In the Lord’s prayer, we ask for our daily bread; that he provide for our “hunger” and fill the void of our hunger pains. At least for me, food is easily attainable; I am hungry, therefore I eat. The hunger is usually fulfilled before a dizzy, angry, and ill-tempered stage. I rarely reach a point where my hunger hurts as far as actual food is concerned. And though our stomachs are usually full at the end of the day, there are still things we pray for that are left unfulfilled. Requests seem unheard; pains that need nursing are ignored, people continue to die, family members still suffer from cancer, we remain prideful, greedy, and unemployed. At the end of the day, there are pains of hunger and emptiness that prove to be grumblings not just of the stomach, but of the heart.

What we pray for, what we ask of God is a strange act. Sometimes it seems to work, sometimes it does not, other times what we do not ask of God is brought to us swiftly and is exactly what we do not want. Sometimes what we ask of him is never met in the way we desperately desire. Consider the unemployed man who at first offers passionate prayers that turn into reciting empty words when the prayer isn’t answered.
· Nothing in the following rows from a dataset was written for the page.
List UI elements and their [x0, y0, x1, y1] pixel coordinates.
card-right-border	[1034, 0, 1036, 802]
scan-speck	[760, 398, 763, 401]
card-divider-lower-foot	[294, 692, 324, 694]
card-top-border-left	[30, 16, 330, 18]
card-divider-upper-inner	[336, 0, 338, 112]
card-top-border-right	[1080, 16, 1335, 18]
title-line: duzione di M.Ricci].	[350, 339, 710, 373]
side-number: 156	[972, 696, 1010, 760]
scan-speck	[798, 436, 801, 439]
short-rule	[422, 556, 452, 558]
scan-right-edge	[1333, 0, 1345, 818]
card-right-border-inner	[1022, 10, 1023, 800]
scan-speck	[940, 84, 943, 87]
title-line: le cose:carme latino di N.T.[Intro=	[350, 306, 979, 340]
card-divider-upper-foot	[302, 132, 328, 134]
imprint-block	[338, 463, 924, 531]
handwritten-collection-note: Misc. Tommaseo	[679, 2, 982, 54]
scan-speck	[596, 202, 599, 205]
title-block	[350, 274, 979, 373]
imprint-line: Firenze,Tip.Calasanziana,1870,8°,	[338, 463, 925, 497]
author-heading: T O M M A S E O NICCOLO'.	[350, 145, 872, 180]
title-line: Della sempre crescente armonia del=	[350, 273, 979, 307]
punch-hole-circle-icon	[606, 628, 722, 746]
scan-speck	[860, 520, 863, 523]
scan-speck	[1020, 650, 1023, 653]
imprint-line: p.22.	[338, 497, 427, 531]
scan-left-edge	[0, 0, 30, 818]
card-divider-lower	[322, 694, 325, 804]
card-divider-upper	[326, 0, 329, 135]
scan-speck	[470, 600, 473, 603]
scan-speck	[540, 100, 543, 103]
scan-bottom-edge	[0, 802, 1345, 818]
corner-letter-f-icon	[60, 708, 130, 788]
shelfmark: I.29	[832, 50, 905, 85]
Or, the couple who can’t have children; their hopeful prayer turning to a realization that children may not be a possibility. Consider the words from poet Ivy Grimes:

In prayer, sometimes I lie

and ask for bread, when what I want

is to know how the story ends.

Our human desire is to feel fulfilled. We want closure, an assurance that what we labor for or long for will not be in vain. We may be specific with our prayers but at the heart of what we pray for (and how we live) have strong connections to what we deem important and fulfilling in this life. We want to know how the story ends, how the pain subsides, if the disease is cured and we become the people we desperately hope to be. Just as the world groans for its fulfillment so our hurt and longings bleed through into our prayers. The good news is that we know the end of the story; we know that on the third day, the tomb was vacant and the rock was rolled away, yet we lose sight of that in our words to God.
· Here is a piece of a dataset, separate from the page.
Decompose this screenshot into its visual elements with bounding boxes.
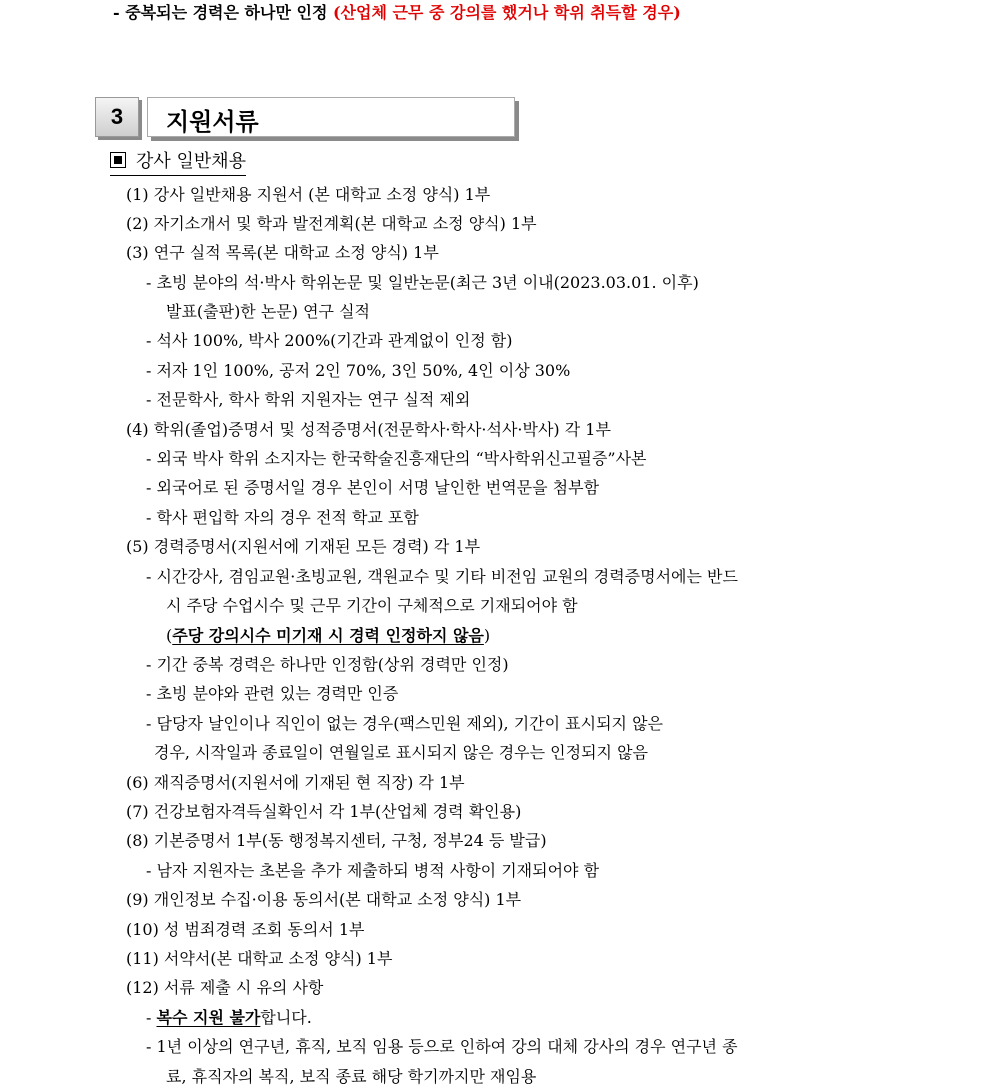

And still, we are to pray. I have yet to believe that what is lacking in prayer is an antidotal process that solve my problems. In fact, I pray that there is no such thing because then our dependence would not be in God. In his short essay, The Efficacy of Prayer, C.S Lewis writes that prayer must be more than words – “simply to say a prayer is not to pray; otherwise a team of properly trained parrots would serve as well as men…” he goes on…“ you cannot pray for the recovery of the sick unless the end you have in view is their recovery…” For Lewis, our prayers and requests to God are better understood in reflecting on how we petition one another:

“we ask for a raise in pay, we ask a friend to feed the cat while we are on our holidays, we ask a woman to marry us…your neighbour may be a humane person who would not have let your cat starve even if you had forgotten to make any arrangement. Your employer is never so likely to grant your request for a raise as when he is aware that you could get better money from a rival firm and quite possibly intending to secure you by a raise in any case. As for the lady who consents to marry you- are you sure she had not decided to do so already? Your proposal, you know, might have been the result, not the cause, of her decision…whatever we get we might have been going to get anyway. But only, as I say, in some measure. Our assurance is quite different in kind from scientific knowledge. It is born out of our personal relation to the other parties; not from knowing things about them but from knowing them.”
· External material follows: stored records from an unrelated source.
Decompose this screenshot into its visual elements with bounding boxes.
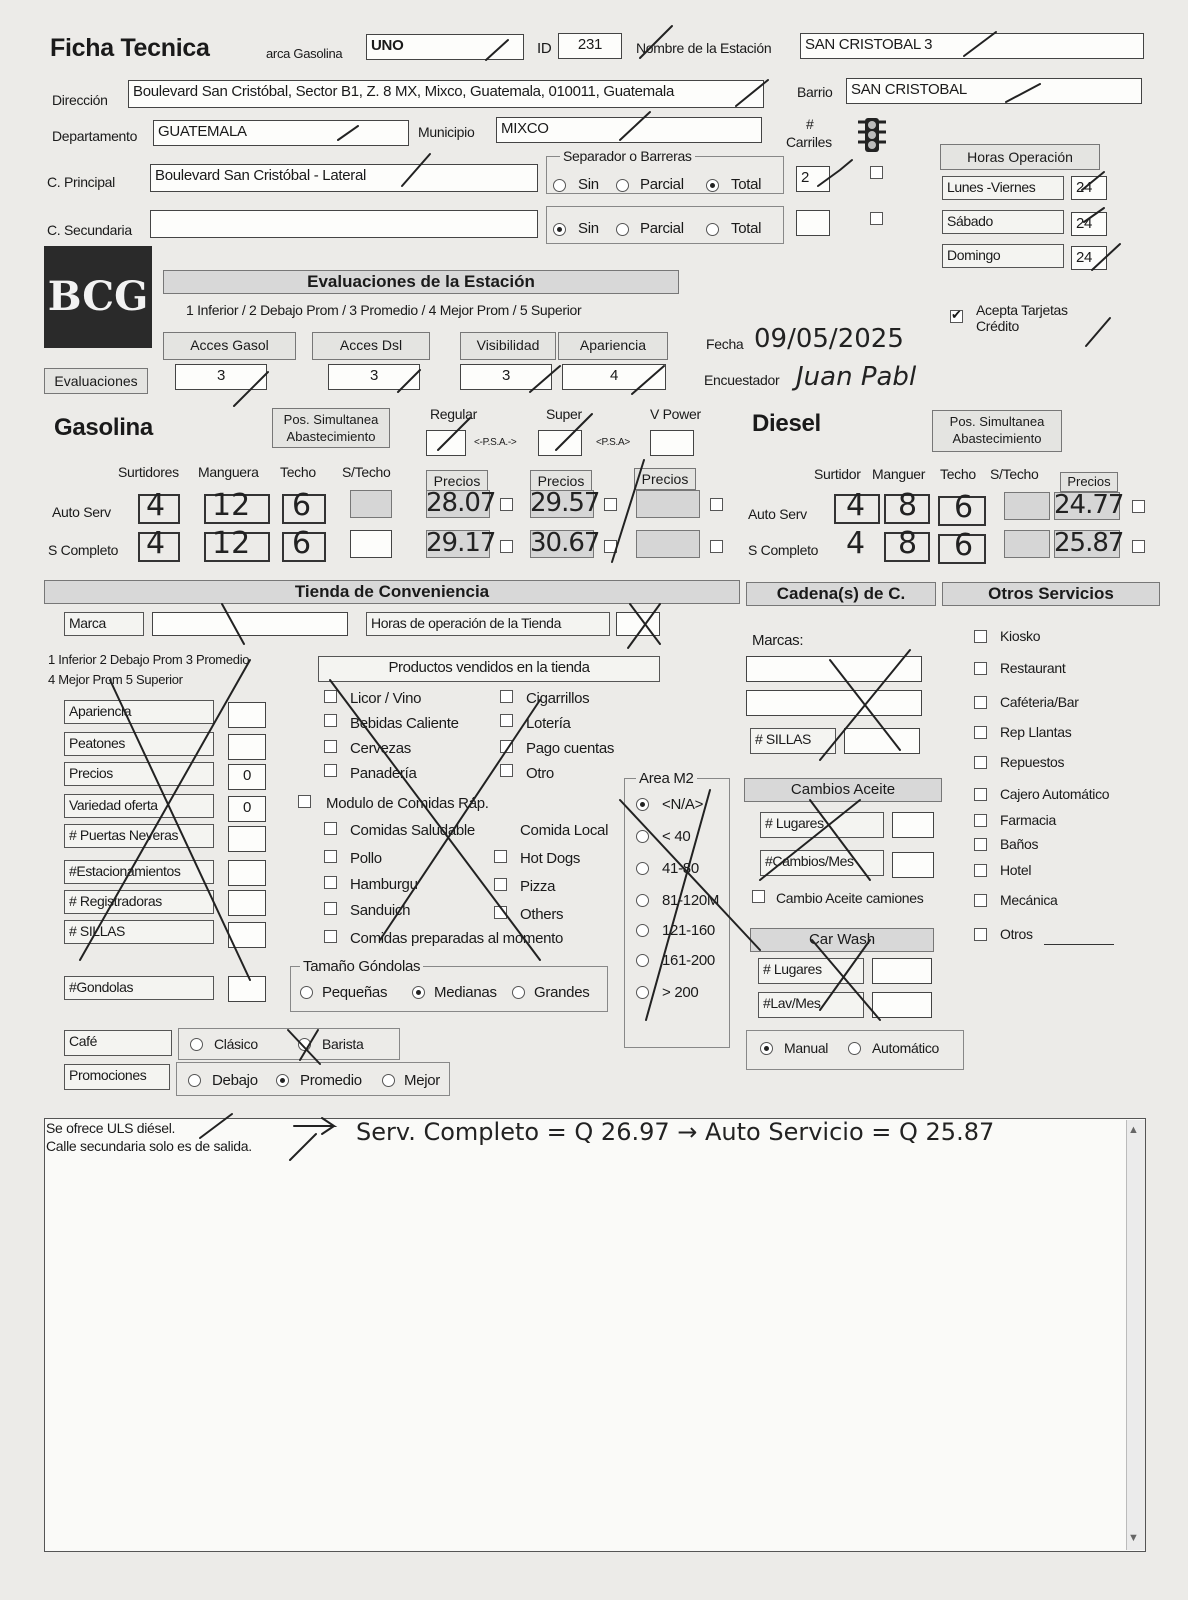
col-techo: Techo	[280, 464, 316, 480]
col-surtidores: Surtidores	[118, 464, 179, 480]
barrio-field[interactable]: SAN CRISTOBAL	[846, 78, 1142, 104]
s-completo-label: S Completo	[48, 542, 119, 558]
producto-otro-label: Otro	[526, 765, 554, 782]
comida-hamburgu-label: Hamburgu	[350, 876, 418, 893]
gondolas-legend: Tamaño Góndolas	[300, 958, 423, 975]
departamento-field[interactable]: GUATEMALA	[153, 120, 409, 146]
diesel-s-completo-manguer[interactable]: 8	[898, 526, 918, 561]
servicio-kiosko-label: Kiosko	[1000, 628, 1041, 644]
s-completo-manguera[interactable]: 12	[212, 526, 251, 561]
cambios-mes-label: #Cambios/Mes	[760, 850, 884, 876]
scroll-down-icon[interactable]: ▼	[1128, 1532, 1139, 1544]
diesel-col-surtidor: Surtidor	[814, 466, 861, 482]
horas-lunes-field[interactable]: 24	[1071, 176, 1107, 200]
psa-label-1: <-P.S.A.->	[474, 437, 517, 448]
comidas-preparadas-label: Comidas preparadas al momento	[350, 930, 564, 947]
diesel-s-completo-surtidor[interactable]: 4	[846, 526, 866, 561]
servicio-otros-label: Otros	[1000, 926, 1033, 942]
s-completo-surtidores[interactable]: 4	[146, 526, 166, 561]
col-stecho: S/Techo	[342, 464, 391, 480]
area-na-label: <N/A>	[662, 796, 704, 813]
servicio-farmacia-label: Farmacia	[1000, 812, 1056, 828]
area-legend: Area M2	[636, 770, 697, 787]
bcg-logo: BCG	[44, 246, 152, 348]
comida-hotdogs-label: Hot Dogs	[520, 850, 581, 867]
municipio-field[interactable]: MIXCO	[496, 117, 762, 143]
tienda-title: Tienda de Conveniencia	[44, 580, 740, 604]
credito-label: Crédito	[976, 318, 1020, 334]
cadena-title: Cadena(s) de C.	[746, 582, 936, 606]
separador2-total-label: Total	[731, 220, 762, 237]
servicio-hotel-label: Hotel	[1000, 862, 1032, 878]
diesel-precios-button[interactable]: Precios	[1060, 472, 1118, 492]
s-completo-techo[interactable]: 6	[292, 526, 312, 561]
direccion-field[interactable]: Boulevard San Cristóbal, Sector B1, Z. 8 MX, Mixco, Guatemala, 010011, Guatemala	[128, 80, 764, 108]
area-40-label: < 40	[662, 828, 691, 845]
carwash-manual-label: Manual	[784, 1040, 829, 1056]
departamento-label: Departamento	[52, 128, 138, 144]
diesel-auto-serv-price[interactable]: 24.77	[1054, 490, 1124, 520]
auto-serv-super-price[interactable]: 29.57	[530, 488, 600, 518]
servicio-cafeteria-label: Caféteria/Bar	[1000, 694, 1079, 710]
tienda-scale-1: 1 Inferior 2 Debajo Prom 3 Promedio	[48, 652, 250, 667]
diesel-s-completo-price[interactable]: 25.87	[1054, 528, 1124, 558]
servicio-banos-label: Baños	[1000, 836, 1039, 852]
comida-sanduich-label: Sanduich	[350, 902, 411, 919]
evaluaciones-scale: 1 Inferior / 2 Debajo Prom / 3 Promedio / 4 Mejor Prom / 5 Superior	[186, 302, 582, 318]
notes-line-1: Se ofrece ULS diésel.	[46, 1120, 176, 1136]
apariencia-button[interactable]: Apariencia	[558, 332, 668, 360]
modulo-comidas-label: Modulo de Comidas Ráp.	[326, 795, 489, 812]
carriles-label-hash: #	[806, 116, 814, 132]
page-title: Ficha Tecnica	[50, 34, 210, 62]
diesel-abastecimiento-label: Abastecimiento	[952, 431, 1042, 446]
visibilidad-field[interactable]: 3	[460, 364, 552, 390]
carriles-label: Carriles	[786, 134, 832, 150]
super-label: Super	[546, 406, 582, 422]
direccion-label: Dirección	[52, 92, 108, 108]
gasolina-abastecimiento-label: Abastecimiento	[286, 429, 376, 444]
col-manguera: Manguera	[198, 464, 259, 480]
gasolina-title: Gasolina	[54, 414, 153, 441]
encuestador-value[interactable]: Juan Pabl	[796, 362, 917, 392]
producto-loteria-label: Lotería	[526, 715, 571, 732]
acces-gasol-field[interactable]: 3	[175, 364, 267, 390]
horas-sabado-field[interactable]: 24	[1071, 212, 1107, 236]
notes-handwritten: Serv. Completo = Q 26.97 → Auto Servicio = Q 25.87	[356, 1118, 995, 1146]
cambio-camiones-label: Cambio Aceite camiones	[776, 890, 924, 906]
s-completo-super-price[interactable]: 30.67	[530, 528, 600, 558]
diesel-s-completo-label: S Completo	[748, 542, 819, 558]
servicio-restaurant-label: Restaurant	[1000, 660, 1066, 676]
area-80-label: 41-80	[662, 860, 699, 877]
cadena-sillas-label: # SILLAS	[750, 728, 836, 754]
productos-title: Productos vendidos en la tienda	[318, 656, 660, 682]
separador2-parcial-label: Parcial	[640, 220, 684, 237]
diesel-col-techo: Techo	[940, 466, 976, 482]
c-principal-label: C. Principal	[47, 174, 115, 190]
cafe-clasico-label: Clásico	[214, 1036, 258, 1052]
cambios-aceite-title: Cambios Aceite	[744, 778, 942, 802]
separador-legend: Separador o Barreras	[560, 148, 695, 164]
servicio-mecanica-label: Mecánica	[1000, 892, 1058, 908]
comida-local-label: Comida Local	[520, 822, 609, 839]
rating-estacionamientos-label: #Estacionamientos	[64, 860, 214, 884]
promo-mejor-label: Mejor	[404, 1072, 441, 1089]
auto-serv-techo[interactable]: 6	[292, 488, 312, 523]
comida-others-label: Others	[520, 906, 564, 923]
carwash-title: Car Wash	[750, 928, 934, 952]
separador2-sin-label: Sin	[578, 220, 599, 237]
area-over200-label: > 200	[662, 984, 699, 1001]
promo-debajo-label: Debajo	[212, 1072, 258, 1089]
diesel-col-stecho: S/Techo	[990, 466, 1039, 482]
cadena-marcas-label: Marcas:	[752, 632, 804, 649]
rating-precios-field[interactable]: 0	[228, 764, 266, 790]
carwash-automatico-label: Automático	[872, 1040, 940, 1056]
area-200-label: 161-200	[662, 952, 715, 969]
horas-sabado-label: Sábado	[942, 210, 1064, 234]
precios-vpower-button[interactable]: Precios	[634, 468, 696, 490]
rating-registradoras-label: # Registradoras	[64, 890, 214, 914]
diesel-col-manguer: Manguer	[872, 466, 926, 482]
diesel-auto-serv-manguer[interactable]: 8	[898, 488, 918, 523]
tienda-horas-label: Horas de operación de la Tienda	[366, 612, 610, 636]
servicio-rep-llantas-label: Rep Llantas	[1000, 724, 1072, 740]
tienda-scale-2: 4 Mejor Prom 5 Superior	[48, 672, 183, 687]
diesel-s-completo-techo[interactable]: 6	[954, 528, 974, 563]
scroll-up-icon[interactable]: ▲	[1128, 1124, 1139, 1136]
auto-serv-label: Auto Serv	[52, 504, 111, 520]
marca-field[interactable]: UNO	[366, 34, 524, 60]
auto-serv-regular-price[interactable]: 28.07	[426, 488, 496, 518]
carwash-lugares-label: # Lugares	[758, 958, 864, 984]
rating-peatones-label: Peatones	[64, 732, 214, 756]
notes-line-2: Calle secundaria solo es de salida.	[46, 1138, 252, 1154]
producto-cervezas-label: Cervezas	[350, 740, 411, 757]
horas-operacion-button[interactable]: Horas Operación	[940, 144, 1100, 170]
cafe-label: Café	[64, 1030, 172, 1056]
promo-promedio-label: Promedio	[300, 1072, 362, 1089]
barrio-label: Barrio	[797, 84, 833, 100]
horas-lunes-label: Lunes -Viernes	[942, 176, 1064, 200]
rating-sillas-label: # SILLAS	[64, 920, 214, 944]
diesel-auto-serv-surtidor[interactable]: 4	[846, 488, 866, 523]
diesel-auto-serv-label: Auto Serv	[748, 506, 807, 522]
rating-variedad-label: Variedad oferta	[64, 794, 214, 818]
fecha-value[interactable]: 09/05/2025	[754, 324, 904, 354]
apariencia-field[interactable]: 4	[562, 364, 666, 390]
psa-label-2: <P.S.A>	[596, 437, 630, 448]
acces-dsl-button[interactable]: Acces Dsl	[312, 332, 430, 360]
c-secundaria-label: C. Secundaria	[47, 222, 132, 238]
promociones-label: Promociones	[64, 1064, 170, 1090]
gasolina-pos-simultanea-label: Pos. Simultanea	[283, 412, 379, 427]
precios-super-button[interactable]: Precios	[530, 470, 592, 492]
s-completo-regular-price[interactable]: 29.17	[426, 528, 496, 558]
diesel-title: Diesel	[752, 410, 821, 437]
horas-domingo-label: Domingo	[942, 244, 1064, 268]
comida-pollo-label: Pollo	[350, 850, 382, 867]
area-120-label: 81-120M	[662, 892, 720, 909]
producto-cigarrillos-label: Cigarrillos	[526, 690, 590, 707]
tienda-marca-label: Marca	[64, 612, 144, 636]
separador1-total-label: Total	[731, 176, 762, 193]
separador1-parcial-label: Parcial	[640, 176, 684, 193]
nombre-field[interactable]: SAN CRISTOBAL 3	[800, 33, 1144, 59]
cafe-barista-label: Barista	[322, 1036, 364, 1052]
servicio-cajero-label: Cajero Automático	[1000, 786, 1110, 802]
encuestador-label: Encuestador	[704, 372, 780, 388]
municipio-label: Municipio	[418, 124, 475, 140]
producto-pago-cuentas-label: Pago cuentas	[526, 740, 615, 757]
nombre-label: Nombre de la Estación	[636, 40, 772, 56]
precios-regular-button[interactable]: Precios	[426, 470, 488, 492]
rating-gondolas-label: #Gondolas	[64, 976, 214, 1000]
diesel-pos-simultanea-label: Pos. Simultanea	[949, 414, 1045, 429]
carwash-lav-label: #Lav/Mes	[758, 992, 864, 1018]
auto-serv-surtidores[interactable]: 4	[146, 488, 166, 523]
rating-precios-label: Precios	[64, 762, 214, 786]
gondola-medianas-label: Medianas	[434, 984, 497, 1001]
auto-serv-manguera[interactable]: 12	[212, 488, 251, 523]
c-principal-field[interactable]: Boulevard San Cristóbal - Lateral	[150, 164, 538, 192]
regular-label: Regular	[430, 406, 477, 422]
cambios-lugares-label: # Lugares	[760, 812, 884, 838]
producto-licor-label: Licor / Vino	[350, 690, 422, 707]
evaluaciones-title: Evaluaciones de la Estación	[163, 270, 679, 294]
gondola-pequenas-label: Pequeñas	[322, 984, 388, 1001]
otros-servicios-title: Otros Servicios	[942, 582, 1160, 606]
evaluaciones-button[interactable]: Evaluaciones	[44, 368, 148, 394]
horas-domingo-field[interactable]: 24	[1071, 246, 1107, 270]
diesel-auto-serv-techo[interactable]: 6	[954, 490, 974, 525]
vpower-label: V Power	[650, 406, 701, 422]
fecha-label: Fecha	[706, 336, 744, 352]
comidas-saludable-label: Comidas Saludable	[350, 822, 475, 839]
visibilidad-button[interactable]: Visibilidad	[460, 332, 556, 360]
comida-pizza-label: Pizza	[520, 878, 556, 895]
separador1-sin-label: Sin	[578, 176, 599, 193]
rating-variedad-field[interactable]: 0	[228, 796, 266, 822]
marca-label: arca Gasolina	[266, 46, 343, 61]
acepta-tarjetas-label: Acepta Tarjetas	[976, 302, 1068, 318]
id-field[interactable]: 231	[558, 33, 622, 59]
area-160-label: 121-160	[662, 922, 715, 939]
id-label: ID	[537, 40, 552, 57]
rating-puertas-label: # Puertas Neveras	[64, 824, 214, 848]
servicio-repuestos-label: Repuestos	[1000, 754, 1065, 770]
acces-dsl-field[interactable]: 3	[328, 364, 420, 390]
rating-apariencia-label: Apariencia	[64, 700, 214, 724]
producto-panaderia-label: Panadería	[350, 765, 417, 782]
producto-bebidas-label: Bebidas Caliente	[350, 715, 459, 732]
carriles-principal-field[interactable]: 2	[796, 166, 830, 192]
gondola-grandes-label: Grandes	[534, 984, 590, 1001]
acces-gasol-button[interactable]: Acces Gasol	[163, 332, 296, 360]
Our assurance is not knowing things about God, but knowing him. What springs from a personal relationship implores us that to pray for our daily bread is also to pray “Thy will be done.” The notion is quite alarming because the prayer implies that we may not get what we want; that our unemployment might continue, the cancer will not remiss, and the thorns in our sides will remain. In it, there seems to be no comfort. Especially considering if Christ is our example. Lewis says “Does God then forsake just those who serve him best? Well, He who served Him best of all said, near his tortured death, “why hast thou forsaken me?” When God becomes man, that Man, of all others, is least comforted by God, at His greatest need…” And yet, we find a strange comfort in the Garden of Gethsemane where the request of the holiest and most deserving human being went unanswered. Jesus Christ, whose greatest petition was not met so that our greatest need could. Our comfort is that the cry for help is met in the form of a corpse on the cross, and an empty tomb. Wherever we walk and whenever we are pummelled, God walks with us – not magically making things better the way we want, but making it tolerable with his presence. Our comfort, to put it lightly, is that we have been helped; we have been raised from our graves with Christ. Lord, we know how the story ends. Give us today our daily bread.